Clinical Research Office. A partnership between Sheffield Teaching Hospitals NHS Foundation Trust and the University of Sheffield

Occupational Lung Disease

A range of respiratory diseases can be caused by exposures in the workplace. The main categories of these diseases are as follows:

Occupational asthma: this can be defined as adult onset asthma that is specifically caused by agents that are present in the workplace, however, a wider definition of work-related asthma includes all cases where there is an association between symptoms and work, including cases that are exacerbated by work

Chronic Obstructive Pulmonary Disease (COPD) is a serious long-term lung disease in which the flow of air into the lungs is gradually reduced by inflammation of the air passages and damage to the lung tissue. Chronic bronchitis and emphysema are common types of COPD. A wide range of vapours, dusts, gases and fumes potentially contribute to causing the disease or making it worse.
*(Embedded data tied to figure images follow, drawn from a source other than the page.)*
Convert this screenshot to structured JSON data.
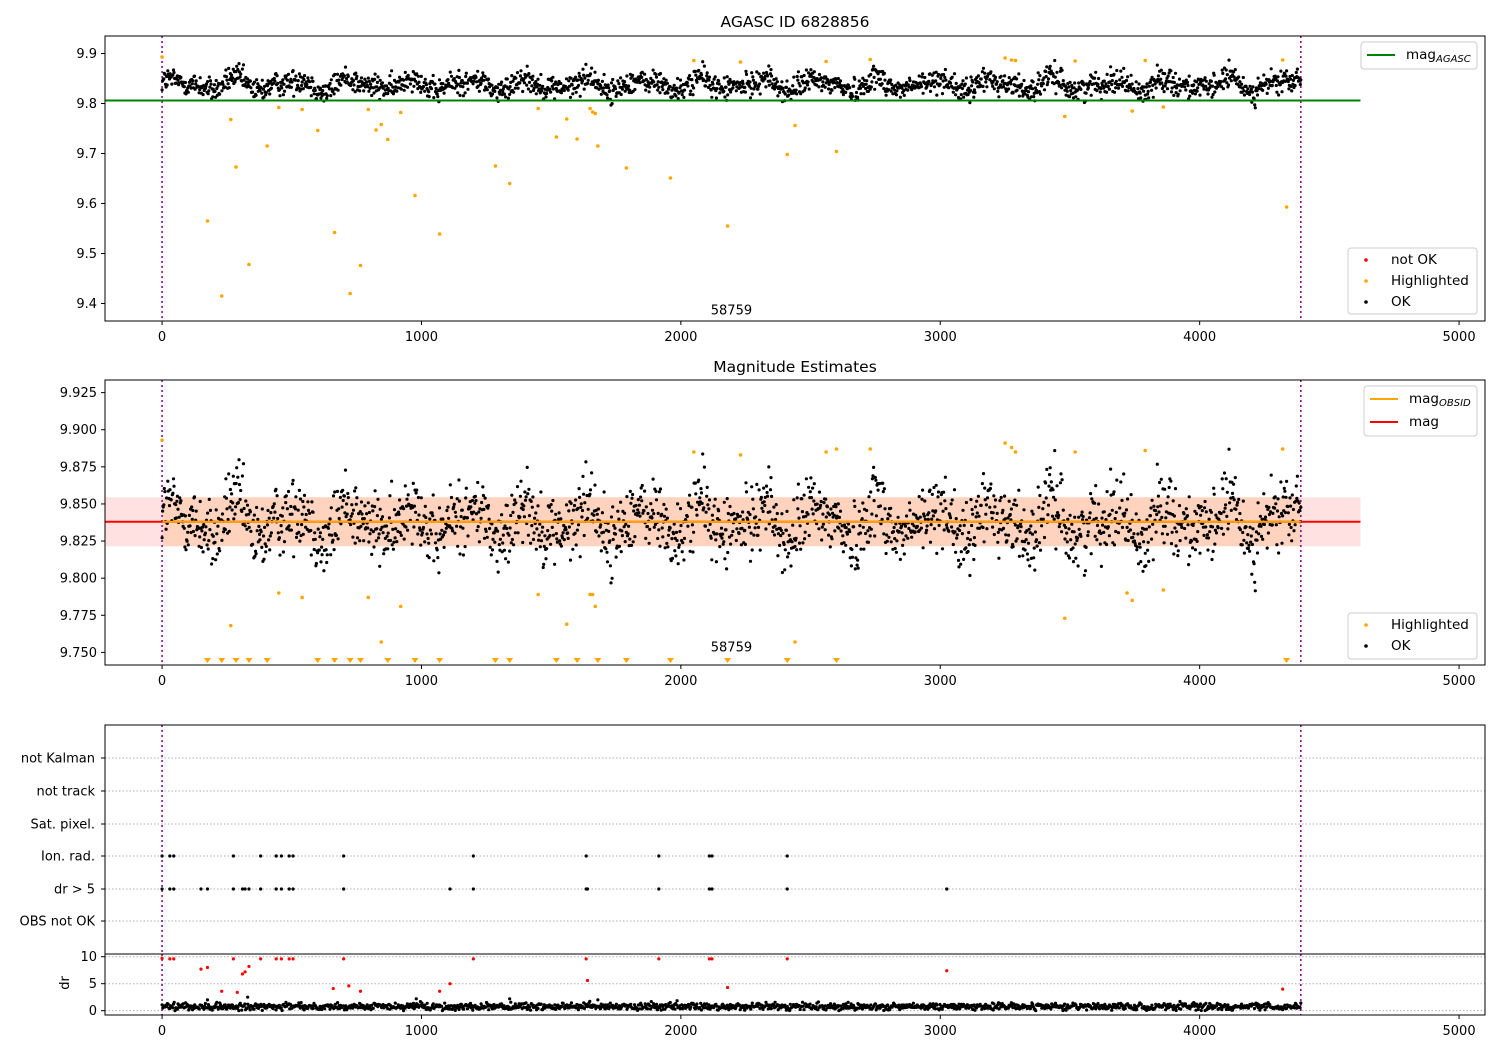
{
  "figure": {
    "colors": {
      "ok": "#000000",
      "highlighted": "#ffa500",
      "not_ok": "#ff0000",
      "agasc_line": "#008000",
      "mag_line": "#ff0000",
      "obs_line": "#ffa500",
      "band_mag": "#ffaaaa",
      "band_obs": "#ffc8a0",
      "obs_boundary": "#800080"
    },
    "obs_boundaries_x": [
      0,
      4390
    ],
    "obs_label": "58759"
  },
  "chart_data": [
    {
      "id": "top",
      "type": "scatter",
      "title": "AGASC ID 6828856",
      "xlim": [
        -220,
        5100
      ],
      "ylim": [
        9.365,
        9.935
      ],
      "xticks": [
        0,
        1000,
        2000,
        3000,
        4000,
        5000
      ],
      "yticks": [
        9.4,
        9.5,
        9.6,
        9.7,
        9.8,
        9.9
      ],
      "ytick_labels": [
        "9.4",
        "9.5",
        "9.6",
        "9.7",
        "9.8",
        "9.9"
      ],
      "lines": [
        {
          "name": "mag_AGASC",
          "label_base": "mag",
          "label_sub": "AGASC",
          "y": 9.806,
          "x_range": [
            -220,
            4620
          ],
          "color": "#008000"
        }
      ],
      "series": [
        {
          "name": "not OK",
          "color": "#ff0000",
          "points": []
        },
        {
          "name": "Highlighted",
          "color": "#ffa500",
          "points": [
            [
              0,
              9.893
            ],
            [
              175,
              9.565
            ],
            [
              230,
              9.415
            ],
            [
              265,
              9.768
            ],
            [
              285,
              9.673
            ],
            [
              335,
              9.478
            ],
            [
              405,
              9.715
            ],
            [
              450,
              9.792
            ],
            [
              540,
              9.788
            ],
            [
              600,
              9.746
            ],
            [
              665,
              9.542
            ],
            [
              725,
              9.42
            ],
            [
              765,
              9.476
            ],
            [
              795,
              9.788
            ],
            [
              825,
              9.747
            ],
            [
              845,
              9.758
            ],
            [
              870,
              9.728
            ],
            [
              920,
              9.782
            ],
            [
              975,
              9.616
            ],
            [
              1070,
              9.539
            ],
            [
              1285,
              9.675
            ],
            [
              1340,
              9.64
            ],
            [
              1450,
              9.79
            ],
            [
              1520,
              9.733
            ],
            [
              1560,
              9.769
            ],
            [
              1600,
              9.729
            ],
            [
              1650,
              9.79
            ],
            [
              1660,
              9.783
            ],
            [
              1670,
              9.78
            ],
            [
              1680,
              9.715
            ],
            [
              1790,
              9.671
            ],
            [
              1960,
              9.651
            ],
            [
              2050,
              9.886
            ],
            [
              2180,
              9.555
            ],
            [
              2230,
              9.883
            ],
            [
              2410,
              9.698
            ],
            [
              2440,
              9.756
            ],
            [
              2560,
              9.884
            ],
            [
              2600,
              9.704
            ],
            [
              2730,
              9.888
            ],
            [
              3250,
              9.891
            ],
            [
              3275,
              9.887
            ],
            [
              3290,
              9.886
            ],
            [
              3480,
              9.774
            ],
            [
              3520,
              9.885
            ],
            [
              3740,
              9.785
            ],
            [
              3790,
              9.886
            ],
            [
              3860,
              9.793
            ],
            [
              4320,
              9.887
            ],
            [
              4335,
              9.593
            ]
          ]
        },
        {
          "name": "OK",
          "color": "#000000",
          "points": []
        }
      ],
      "ok_trace": {
        "x_range": [
          0,
          4390
        ],
        "count": 2000,
        "baseline": 9.838,
        "wave_amplitude": 0.016,
        "noise": 0.012,
        "note_reading": "dense band of OK points between about 9.80 and 9.88"
      },
      "annotations": [
        {
          "text": "58759",
          "x": 2195,
          "y": 9.378
        }
      ],
      "legends": [
        {
          "entries": [
            "mag_AGASC"
          ],
          "placement": "top-right"
        },
        {
          "entries": [
            "not OK",
            "Highlighted",
            "OK"
          ],
          "placement": "bottom-right"
        }
      ]
    },
    {
      "id": "middle",
      "type": "scatter",
      "title": "Magnitude Estimates",
      "xlim": [
        -220,
        5100
      ],
      "ylim": [
        9.7415,
        9.9335
      ],
      "xticks": [
        0,
        1000,
        2000,
        3000,
        4000,
        5000
      ],
      "yticks": [
        9.75,
        9.775,
        9.8,
        9.825,
        9.85,
        9.875,
        9.9,
        9.925
      ],
      "ytick_labels": [
        "9.750",
        "9.775",
        "9.800",
        "9.825",
        "9.850",
        "9.875",
        "9.900",
        "9.925"
      ],
      "lines": [
        {
          "name": "mag_OBSID",
          "label_base": "mag",
          "label_sub": "OBSID",
          "y": 9.838,
          "x_range": [
            0,
            4390
          ],
          "color": "#ffa500"
        },
        {
          "name": "mag",
          "label_base": "mag",
          "label_sub": "",
          "y": 9.838,
          "x_range": [
            -220,
            4620
          ],
          "color": "#ff0000"
        }
      ],
      "bands": [
        {
          "y_range": [
            9.8215,
            9.8545
          ],
          "x_range": [
            -220,
            4620
          ],
          "color": "#ffaaaa",
          "opacity": 0.35
        },
        {
          "y_range": [
            9.8215,
            9.8545
          ],
          "x_range": [
            0,
            4390
          ],
          "color": "#ffc8a0",
          "opacity": 0.55
        }
      ],
      "series": [
        {
          "name": "Highlighted",
          "color": "#ffa500",
          "points": [
            [
              0,
              9.893
            ],
            [
              265,
              9.768
            ],
            [
              450,
              9.79
            ],
            [
              540,
              9.787
            ],
            [
              795,
              9.787
            ],
            [
              845,
              9.757
            ],
            [
              920,
              9.781
            ],
            [
              1450,
              9.789
            ],
            [
              1560,
              9.769
            ],
            [
              1650,
              9.789
            ],
            [
              1660,
              9.789
            ],
            [
              1670,
              9.781
            ],
            [
              2050,
              9.885
            ],
            [
              2230,
              9.883
            ],
            [
              2440,
              9.757
            ],
            [
              2560,
              9.885
            ],
            [
              2600,
              9.887
            ],
            [
              2730,
              9.887
            ],
            [
              3250,
              9.891
            ],
            [
              3275,
              9.888
            ],
            [
              3290,
              9.885
            ],
            [
              3480,
              9.773
            ],
            [
              3520,
              9.885
            ],
            [
              3720,
              9.79
            ],
            [
              3740,
              9.785
            ],
            [
              3790,
              9.886
            ],
            [
              3860,
              9.792
            ],
            [
              4320,
              9.887
            ]
          ]
        },
        {
          "name": "OK",
          "color": "#000000",
          "points": []
        }
      ],
      "clipped_below_x": [
        175,
        230,
        285,
        335,
        405,
        600,
        665,
        725,
        765,
        870,
        975,
        1070,
        1285,
        1340,
        1520,
        1600,
        1680,
        1790,
        1960,
        2180,
        2410,
        2600,
        4335
      ],
      "ok_trace": {
        "x_range": [
          0,
          4390
        ],
        "count": 2000,
        "baseline": 9.838,
        "wave_amplitude": 0.016,
        "noise": 0.012,
        "note_reading": "OK points spread between about 9.79 and 9.88"
      },
      "annotations": [
        {
          "text": "58759",
          "x": 2195,
          "y": 9.7505
        }
      ],
      "legends": [
        {
          "entries": [
            "mag_OBSID",
            "mag"
          ],
          "placement": "top-right"
        },
        {
          "entries": [
            "Highlighted",
            "OK"
          ],
          "placement": "bottom-right"
        }
      ]
    },
    {
      "id": "flags",
      "type": "scatter",
      "xlim": [
        -220,
        5100
      ],
      "categories": [
        "not Kalman",
        "not track",
        "Sat. pixel.",
        "Ion. rad.",
        "dr > 5",
        "OBS not OK"
      ],
      "grid": true,
      "flag_points": {
        "Ion. rad.": [
          0,
          30,
          45,
          275,
          380,
          440,
          460,
          490,
          505,
          700,
          1200,
          1635,
          1915,
          2110,
          2120,
          2410
        ],
        "dr > 5": [
          0,
          30,
          45,
          150,
          175,
          275,
          310,
          320,
          335,
          380,
          440,
          460,
          490,
          505,
          700,
          1110,
          1200,
          1635,
          1640,
          1915,
          2110,
          2120,
          2410,
          3025
        ]
      }
    },
    {
      "id": "dr",
      "type": "scatter",
      "ylabel": "dr",
      "xlim": [
        -220,
        5100
      ],
      "ylim": [
        -0.8,
        10.5
      ],
      "xticks": [
        0,
        1000,
        2000,
        3000,
        4000,
        5000
      ],
      "yticks": [
        0,
        5,
        10
      ],
      "ytick_labels": [
        "0",
        "5",
        "10"
      ],
      "grid": true,
      "series": [
        {
          "name": "not OK",
          "color": "#ff0000",
          "points": [
            [
              0,
              9.7
            ],
            [
              30,
              9.6
            ],
            [
              45,
              9.6
            ],
            [
              150,
              7.7
            ],
            [
              175,
              8.0
            ],
            [
              230,
              3.6
            ],
            [
              275,
              9.6
            ],
            [
              290,
              3.4
            ],
            [
              310,
              6.8
            ],
            [
              320,
              7.2
            ],
            [
              335,
              8.2
            ],
            [
              380,
              9.6
            ],
            [
              440,
              9.6
            ],
            [
              460,
              9.6
            ],
            [
              490,
              9.6
            ],
            [
              505,
              9.6
            ],
            [
              660,
              4.1
            ],
            [
              700,
              9.6
            ],
            [
              720,
              4.6
            ],
            [
              765,
              3.6
            ],
            [
              1070,
              3.6
            ],
            [
              1110,
              5.0
            ],
            [
              1200,
              9.6
            ],
            [
              1635,
              9.6
            ],
            [
              1640,
              5.6
            ],
            [
              1915,
              9.6
            ],
            [
              2110,
              9.6
            ],
            [
              2120,
              9.6
            ],
            [
              2180,
              4.3
            ],
            [
              2410,
              9.6
            ],
            [
              3025,
              7.4
            ],
            [
              4320,
              4.0
            ]
          ]
        },
        {
          "name": "OK",
          "color": "#000000",
          "points": [
            [
              175,
              2.0
            ],
            [
              330,
              2.5
            ],
            [
              980,
              2.2
            ],
            [
              1340,
              2.2
            ],
            [
              1680,
              2.0
            ]
          ]
        }
      ],
      "ok_trace": {
        "x_range": [
          0,
          4390
        ],
        "count": 1500,
        "baseline": 0.75,
        "noise": 0.35,
        "note_reading": "dense band of OK points near dr 0 to 1.5"
      }
    }
  ]
}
Pneumoconiosis is a long-term and irreversible disease characterised by scarring and inflammation of the lung tissue. The main types of pneumoconiosis are defined in terms of their causative agents: coal worker’s pneumoconiosis due to coal dust exposure, asbestosis due to exposure to asbestos fibres, and silicosis due to silica dust exposure.

Diffuse pleural thickening and pleural plaques: non-malignant diseases of the lung lining caused by exposure asbestos.

Hypersensitivity Pneumonitis (HP) is a type of inflammation of the air sacs within the lungs due to an allergic reaction to organic material.

Byssinosis is an asthma-like disease in which the air passages become constricted in reaction to exposure cotton dust.

Respiratory cancers include lung cancer, which may be caused by a range of exposures – such as asbestos, silica, diesel engine exhaust emissions, and mineral oils – and mesothelioma, a cancer of the lining of the lungs which is caused by asbestos.

Disease latency

Most of the above diseases – with the main exception of occupational asthma and other allergic respiratory disease – are so called long latency diseases, meaning that symptoms usually start to become apparent many years after the time of first exposure to the agents that caused them. Latency periods for occupational asthma and other allergic respiratory disease may vary.